Iceland’s Prime Minister Sigmundur David Gunnlaugsson resigned Tuesday, the first political casualty following a leak reported Sunday that dwarfed in scale reveals from the likes of data from Sony e-mails and Edward Snowden’s purloined National Security Agency documents. The repercussions already are being felt, from the Kremlin to Iceland to Hollywood — and the newsroom of The New York Times.


The search-and-explain mission resulted from an extraordinary collaboration among 370 journalists from 100 news organizations in 70 countries.

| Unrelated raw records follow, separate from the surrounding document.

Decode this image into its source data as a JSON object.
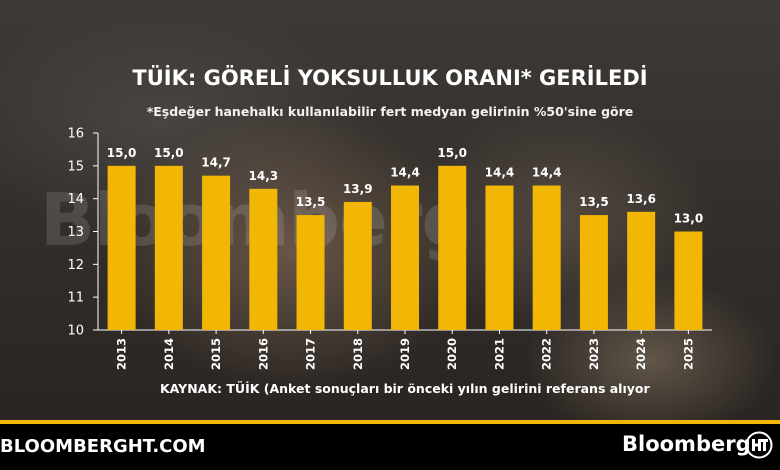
{
  "header": {
    "title": "TÜİK: GÖRELİ YOKSULLUK ORANI* GERİLEDİ",
    "subtitle": "*Eşdeğer hanehalkı kullanılabilir fert medyan gelirinin %50'sine göre"
  },
  "watermark": "Bloomberg",
  "source_note": "KAYNAK: TÜİK (Anket sonuçları bir önceki yılın gelirini referans alıyor",
  "footer": {
    "site": "BLOOMBERGHT.COM",
    "brand": "Bloomberg"
  },
  "colors": {
    "bar": "#f2b705",
    "axis_text": "#ffffff",
    "footer_bg": "#000000"
  },
  "chart_data": {
    "type": "bar",
    "categories": [
      "2013",
      "2014",
      "2015",
      "2016",
      "2017",
      "2018",
      "2019",
      "2020",
      "2021",
      "2022",
      "2023",
      "2024",
      "2025"
    ],
    "values": [
      15.0,
      15.0,
      14.7,
      14.3,
      13.5,
      13.9,
      14.4,
      15.0,
      14.4,
      14.4,
      13.5,
      13.6,
      13.0
    ],
    "value_labels": [
      "15,0",
      "15,0",
      "14,7",
      "14,3",
      "13,5",
      "13,9",
      "14,4",
      "15,0",
      "14,4",
      "14,4",
      "13,5",
      "13,6",
      "13,0"
    ],
    "ylim": [
      10,
      16
    ],
    "yticks": [
      "10",
      "11",
      "12",
      "13",
      "14",
      "15",
      "16"
    ],
    "grid": false,
    "title": "TÜİK: GÖRELİ YOKSULLUK ORANI* GERİLEDİ",
    "subtitle": "*Eşdeğer hanehalkı kullanılabilir fert medyan gelirinin %50'sine göre",
    "xlabel": "",
    "ylabel": ""
  }
}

Dubbed the “Panama Papers” — an obvious tribute to the Pentagon Papers, which were published in 1971 by The New York Times and The Washington Post, hastening the end of the Vietnam War and the resignation of President Nixon — the story has pols and moguls on edge around the world, including Abu Dhabi’s Sheikh Khalifa bin Zayed Al Nahyan, China’s Xi Jinping and Russia’s Vladimir Putin, along with the now former Iceland P.M.

In a rare gesture by organizations that more typically compete for the first scoop on such material, the story was published simultaneously around the world on Sunday at 2 PM New York time.

“A year ago Süddeutsche Zeitung was contacted by an anonymous whistleblower,” Michael Hudson, a senior editor at the Washington-based International Consortium of Investigative Journalists (ICIJ) told me in an interview Tuesday. The Munich newspaper was not asked for any money in return. “No one involved paid anything for the records,” said Hudson, who devoted about six months to the project as reporter and editor. “All the whistleblower wanted was protection for himself and his family, since there were criminals involved in some of the transactions.

“You don’t want newspapers parachuting into a story where they have no history. And with a story this size, there is no way a lone wolf can cover it. It requires something journalists aren’t always known for: teamwork and patience. Nobody tried to scoop anybody else.” — editor Michael Hudson

“The [German] paper came to us because they wanted to make use of our expertise and reputation around
the world,” Hudson continued. “With these stories, you don’t want newspapers parachuting into a story where they have no history. And with a story this size, there is no way a lone wolf can cover it It requires something aren’t always known for: teamwork and patience. Nobody tried to scoop anybody else.”

That fact alone struck Ken Auletta, the longtime media reporter and analyst for The New Yorker magazine, as remarkable. “The fact that it didn’t leak is absolutely awesome,” he said in a telephone interview. “And it’s testimonial to the fact that journalism is a public service.”


One journalistic bastion was notably absent from the global front page interest in the Panama Papers. The New York Times was comparatively slow coming to the party and buried its first coverage of the story on page 3 of Monday’s paper. Public Editor Margaret Sullivan, in her blog, noted that some Times readers expressed surprise and even anger that the Paper of Record seemed intent on underplaying what obviously is a major story. The Times does not participate in ICIJ, though it has published investigative stories from other journalism collectives (and collaborated with the Guardian on the release of the Snowden data). Even more reason to think the Times misjudged the importance of the story. “The Times is still the greatest paper in the world,” Auletta said. “But it didn’t deserve to be on page 3.”


ICIJ was in touch with the Times about the original Sunday story. “It’s so depressing that they couldn’t bring themselves to give space to someone else,” he said. Knowing that there is no more competitive place on Earth than the Eighth Avenue newsroom of The New York Times, I reminded Kovach of Harry Truman’s dictum: “It is amazing what you can accomplish if you do not care who gets the credit. ”“The Times insisted they had to do their own verification of the documents,” Kovach said. I heard him laughing on the line. Laughing quite heartily, in fact, until he stopped. “But having made that decision not to recognize it when it appeared, to underplay the story?” he said. “I was really disappointed.”